In the living room of her Newport Beach home, Flory Van Beek reaches up to a shelf and takes down a plain-white book the size of an encyclopedia and engraved with a Star of David. “This was published by the Dutch government,” she says. “It has the names of the almost 140,000 Dutch Jews who died during the war.” Flory flips through the book, searching for her mother’s name.

Flory is one of the 5,000 Dutch Jews whose stories didn’t come to an end with this book. Her incredible tale of hiding from the Gestapo is told in intimate detail in the recently published “Flory: Survival in the Valley of Death” (Seven Locks Press, 1998).

Little has been written about the Jews in hiding in rural Holland during the Holocaust. Because so few of them survived, and because of what Flory calls “the serious, private nature of the Dutch,” many stories went untold. But Flory filled a suitcase with her meticulous documentation of the war: newspaper clippings from the early 1940s, family documents, and her deportation summons from the Germans.

“I had received a summons,” she says. “I tried to ignore it. I went out to do some shopping for my mother, and while I was walking back, I stood before the canals, thinking how I could kill myself. A man saw me with my star on my clothes, standing there, and he jumped off his bicycle and asked me in very colorful language, ‘What the hell are you doing here with that damned star on your blouse? Take that damned thing off and follow me.’ I ripped the star from my clothes. I had never seen this man before in my life. For some reason, I felt safe in his company; I instinctively knew I was in good hands.”

The man was Piet Brandsen, the head of the Dutch resistance in Amersfoort.

Soon after, Flory decided that she and her friend Felix would marry and go into hiding in the Brandsen home.
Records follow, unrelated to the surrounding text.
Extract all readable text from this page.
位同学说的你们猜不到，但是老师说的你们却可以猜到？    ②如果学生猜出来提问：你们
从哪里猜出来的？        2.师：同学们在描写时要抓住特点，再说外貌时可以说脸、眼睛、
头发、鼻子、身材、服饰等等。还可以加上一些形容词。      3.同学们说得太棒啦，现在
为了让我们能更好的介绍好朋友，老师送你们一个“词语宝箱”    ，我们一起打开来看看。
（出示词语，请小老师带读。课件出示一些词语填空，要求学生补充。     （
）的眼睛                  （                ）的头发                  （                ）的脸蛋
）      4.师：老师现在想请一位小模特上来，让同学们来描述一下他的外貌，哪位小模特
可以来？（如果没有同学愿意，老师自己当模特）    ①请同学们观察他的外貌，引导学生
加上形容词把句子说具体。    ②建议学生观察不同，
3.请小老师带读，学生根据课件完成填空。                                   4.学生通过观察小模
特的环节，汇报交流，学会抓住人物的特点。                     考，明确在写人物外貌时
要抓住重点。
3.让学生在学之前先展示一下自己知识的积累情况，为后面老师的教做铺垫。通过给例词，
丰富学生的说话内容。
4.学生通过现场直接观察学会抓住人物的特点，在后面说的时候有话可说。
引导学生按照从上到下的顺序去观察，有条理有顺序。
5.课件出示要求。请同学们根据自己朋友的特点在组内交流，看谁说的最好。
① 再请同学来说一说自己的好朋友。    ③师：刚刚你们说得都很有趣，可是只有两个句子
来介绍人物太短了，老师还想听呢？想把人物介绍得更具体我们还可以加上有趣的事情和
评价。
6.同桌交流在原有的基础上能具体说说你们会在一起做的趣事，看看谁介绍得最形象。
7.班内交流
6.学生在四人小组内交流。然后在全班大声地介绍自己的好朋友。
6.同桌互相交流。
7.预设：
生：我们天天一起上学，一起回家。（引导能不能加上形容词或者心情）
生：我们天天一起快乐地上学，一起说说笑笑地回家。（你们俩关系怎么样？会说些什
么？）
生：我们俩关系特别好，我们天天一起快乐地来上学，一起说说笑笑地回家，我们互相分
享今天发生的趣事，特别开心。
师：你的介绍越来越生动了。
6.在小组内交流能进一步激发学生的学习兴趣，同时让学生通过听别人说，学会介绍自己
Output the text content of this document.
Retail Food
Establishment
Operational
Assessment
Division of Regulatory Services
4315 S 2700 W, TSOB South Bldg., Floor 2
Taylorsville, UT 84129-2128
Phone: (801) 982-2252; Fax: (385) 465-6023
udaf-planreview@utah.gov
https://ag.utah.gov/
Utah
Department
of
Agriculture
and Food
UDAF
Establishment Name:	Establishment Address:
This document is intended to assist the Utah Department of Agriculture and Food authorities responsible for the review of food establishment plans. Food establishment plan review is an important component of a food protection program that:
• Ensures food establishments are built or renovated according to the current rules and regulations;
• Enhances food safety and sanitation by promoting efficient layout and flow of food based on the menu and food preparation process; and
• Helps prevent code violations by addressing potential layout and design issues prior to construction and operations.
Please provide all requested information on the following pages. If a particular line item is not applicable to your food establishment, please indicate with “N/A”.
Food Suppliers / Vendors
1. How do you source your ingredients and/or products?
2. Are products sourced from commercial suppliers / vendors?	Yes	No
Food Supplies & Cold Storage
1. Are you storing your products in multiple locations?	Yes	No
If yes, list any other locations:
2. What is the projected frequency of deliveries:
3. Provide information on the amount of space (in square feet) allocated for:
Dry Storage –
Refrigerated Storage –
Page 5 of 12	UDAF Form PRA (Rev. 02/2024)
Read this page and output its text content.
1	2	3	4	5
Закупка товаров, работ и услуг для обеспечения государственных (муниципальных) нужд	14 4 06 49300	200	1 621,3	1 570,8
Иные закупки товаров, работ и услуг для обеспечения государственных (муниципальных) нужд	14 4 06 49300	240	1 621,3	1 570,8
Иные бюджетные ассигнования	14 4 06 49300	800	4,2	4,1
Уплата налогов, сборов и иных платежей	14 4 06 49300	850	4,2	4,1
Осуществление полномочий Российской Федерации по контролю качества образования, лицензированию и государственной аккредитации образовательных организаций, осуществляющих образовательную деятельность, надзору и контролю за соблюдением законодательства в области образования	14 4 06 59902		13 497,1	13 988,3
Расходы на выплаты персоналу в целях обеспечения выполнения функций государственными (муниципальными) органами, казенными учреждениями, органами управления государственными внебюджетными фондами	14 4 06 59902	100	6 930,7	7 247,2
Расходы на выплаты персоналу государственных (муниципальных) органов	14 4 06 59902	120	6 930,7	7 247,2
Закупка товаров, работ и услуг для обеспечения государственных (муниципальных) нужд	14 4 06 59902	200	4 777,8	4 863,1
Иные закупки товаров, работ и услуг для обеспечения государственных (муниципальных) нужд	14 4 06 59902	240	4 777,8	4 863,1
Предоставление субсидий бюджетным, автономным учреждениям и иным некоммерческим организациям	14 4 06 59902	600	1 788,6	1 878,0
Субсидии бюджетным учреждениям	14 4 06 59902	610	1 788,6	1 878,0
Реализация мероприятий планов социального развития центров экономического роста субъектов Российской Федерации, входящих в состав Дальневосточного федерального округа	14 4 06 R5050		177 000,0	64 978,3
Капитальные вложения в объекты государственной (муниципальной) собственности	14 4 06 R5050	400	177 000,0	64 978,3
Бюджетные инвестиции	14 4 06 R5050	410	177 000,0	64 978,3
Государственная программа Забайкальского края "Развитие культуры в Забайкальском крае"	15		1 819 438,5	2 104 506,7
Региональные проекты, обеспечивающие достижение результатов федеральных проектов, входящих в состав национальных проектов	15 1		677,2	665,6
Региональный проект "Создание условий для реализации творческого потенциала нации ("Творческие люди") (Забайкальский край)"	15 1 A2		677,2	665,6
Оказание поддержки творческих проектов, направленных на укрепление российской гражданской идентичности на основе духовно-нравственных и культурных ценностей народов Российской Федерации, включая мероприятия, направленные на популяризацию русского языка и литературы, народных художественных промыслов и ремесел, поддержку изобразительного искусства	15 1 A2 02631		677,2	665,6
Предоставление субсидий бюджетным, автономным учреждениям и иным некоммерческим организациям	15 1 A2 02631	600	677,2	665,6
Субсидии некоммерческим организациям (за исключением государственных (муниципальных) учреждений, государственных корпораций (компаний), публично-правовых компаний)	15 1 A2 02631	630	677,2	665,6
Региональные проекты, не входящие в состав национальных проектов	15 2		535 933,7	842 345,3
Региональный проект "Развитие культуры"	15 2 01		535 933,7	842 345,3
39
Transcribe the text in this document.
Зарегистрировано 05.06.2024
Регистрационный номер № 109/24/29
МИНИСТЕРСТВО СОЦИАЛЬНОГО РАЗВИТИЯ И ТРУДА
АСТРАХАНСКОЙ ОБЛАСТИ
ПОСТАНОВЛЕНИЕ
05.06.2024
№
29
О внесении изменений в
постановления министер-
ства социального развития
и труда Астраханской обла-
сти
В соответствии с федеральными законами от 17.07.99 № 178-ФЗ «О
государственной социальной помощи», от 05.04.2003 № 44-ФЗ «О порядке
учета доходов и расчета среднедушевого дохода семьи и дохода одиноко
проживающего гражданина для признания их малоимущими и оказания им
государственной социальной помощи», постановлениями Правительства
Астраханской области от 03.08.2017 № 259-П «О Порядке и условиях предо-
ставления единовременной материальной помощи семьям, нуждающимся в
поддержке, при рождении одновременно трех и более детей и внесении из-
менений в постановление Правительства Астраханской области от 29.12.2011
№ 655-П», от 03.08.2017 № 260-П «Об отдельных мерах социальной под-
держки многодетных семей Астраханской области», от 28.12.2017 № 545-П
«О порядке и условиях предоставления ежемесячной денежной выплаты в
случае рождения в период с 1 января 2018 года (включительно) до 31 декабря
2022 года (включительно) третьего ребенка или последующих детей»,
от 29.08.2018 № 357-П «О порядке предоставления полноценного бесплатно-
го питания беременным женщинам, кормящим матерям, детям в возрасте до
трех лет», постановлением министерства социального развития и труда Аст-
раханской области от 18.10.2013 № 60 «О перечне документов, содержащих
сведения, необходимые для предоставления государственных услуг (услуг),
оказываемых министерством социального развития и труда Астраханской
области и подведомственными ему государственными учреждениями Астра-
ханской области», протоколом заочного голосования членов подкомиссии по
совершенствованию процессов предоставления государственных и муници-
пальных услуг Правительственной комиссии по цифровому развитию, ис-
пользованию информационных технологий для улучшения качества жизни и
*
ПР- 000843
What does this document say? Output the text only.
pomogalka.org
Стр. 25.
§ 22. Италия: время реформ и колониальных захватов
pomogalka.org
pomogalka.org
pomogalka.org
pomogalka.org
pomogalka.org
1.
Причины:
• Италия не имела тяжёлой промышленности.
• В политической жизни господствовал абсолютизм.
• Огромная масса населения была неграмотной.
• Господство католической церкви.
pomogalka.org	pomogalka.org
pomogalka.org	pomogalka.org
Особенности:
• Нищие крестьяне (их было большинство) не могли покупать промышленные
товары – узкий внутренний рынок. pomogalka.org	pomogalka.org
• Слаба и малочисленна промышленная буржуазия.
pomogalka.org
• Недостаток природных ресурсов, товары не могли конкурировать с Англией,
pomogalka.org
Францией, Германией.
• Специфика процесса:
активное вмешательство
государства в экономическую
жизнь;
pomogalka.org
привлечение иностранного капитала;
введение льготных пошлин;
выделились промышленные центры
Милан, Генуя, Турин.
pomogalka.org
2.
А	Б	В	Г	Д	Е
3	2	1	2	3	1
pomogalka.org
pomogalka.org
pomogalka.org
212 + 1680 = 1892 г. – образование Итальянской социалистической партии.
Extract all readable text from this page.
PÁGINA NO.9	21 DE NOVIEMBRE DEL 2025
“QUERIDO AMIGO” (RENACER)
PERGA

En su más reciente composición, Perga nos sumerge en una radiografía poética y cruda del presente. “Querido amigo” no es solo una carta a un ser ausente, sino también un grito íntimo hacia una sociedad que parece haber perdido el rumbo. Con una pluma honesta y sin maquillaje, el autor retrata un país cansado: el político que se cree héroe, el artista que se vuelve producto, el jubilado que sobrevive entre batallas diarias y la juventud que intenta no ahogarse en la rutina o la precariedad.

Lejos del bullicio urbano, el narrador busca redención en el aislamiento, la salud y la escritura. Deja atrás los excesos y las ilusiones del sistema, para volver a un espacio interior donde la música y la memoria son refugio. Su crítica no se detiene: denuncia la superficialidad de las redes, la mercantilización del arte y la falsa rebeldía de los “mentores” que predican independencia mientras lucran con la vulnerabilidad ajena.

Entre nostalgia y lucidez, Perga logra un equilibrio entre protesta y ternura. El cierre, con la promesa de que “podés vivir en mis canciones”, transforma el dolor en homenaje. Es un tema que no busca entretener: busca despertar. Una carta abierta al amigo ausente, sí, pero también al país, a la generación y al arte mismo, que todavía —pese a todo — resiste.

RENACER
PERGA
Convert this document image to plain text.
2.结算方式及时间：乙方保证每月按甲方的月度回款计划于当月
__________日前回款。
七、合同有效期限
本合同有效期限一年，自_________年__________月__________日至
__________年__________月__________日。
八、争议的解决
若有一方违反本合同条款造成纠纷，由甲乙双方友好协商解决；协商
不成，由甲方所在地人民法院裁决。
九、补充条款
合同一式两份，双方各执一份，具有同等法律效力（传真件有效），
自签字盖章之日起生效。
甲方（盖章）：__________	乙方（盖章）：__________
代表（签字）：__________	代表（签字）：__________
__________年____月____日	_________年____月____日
They lived in a small room for a year and a half and did administrative work for the resistance to pass the time and make themselves useful. It was during some of these “office hours” when the Gestapo came into the house to arrest Brandsen.

Flory recounts the scene in her book: “Gripped with panic and disbelief, we crawled into the [hiding] place. There had been no time to hide the numerous papers on the table. The screaming downstairs was earsplitting…. Suddenly, we heard footsteps coming up the staircase. We knew exactly how many steps there were. As the person arrived at the top stair and reached for the doorknob, a voice yelled out in German: ‘What are you doing there? There is nothing upstairs.’ Holding onto each other, Felix began whispering the ‘Kaddish’…finally there was silence.”

Brandsen had been taken away to a concentration camp. Flory and Felix, familiar with the habits of the Gestapo returning soon after a visit, slid down a gutter and fled into the winter night. Five miles later, they arrived at the home of the Hornsveld family.

“It was so incredible, I remember,” Flory says. “We showed up at the house, and there was this young teen-age boy and his mother. His mother asked her youngest son, Bertus, who was the man of the house while his father was away, if they could take us in. I will never forget his answer: ‘Yes, we can.’ This became the phrase that got me through it all — ‘Yes, we can.'”

After the war, Flory and Felix came to America, where Felix entered the home furnishings business. The couple sponsored Bertus Hornsveld and his brother Hannie for immigration to America, where the brothers became building contractors. They built the home in Newport Beach where Flory and Felix, married 56 years, now live. “We all should recognize the role that we must continue,” says Flory, “to fulfill the dreams and goals of those whose voices are stilled forever.”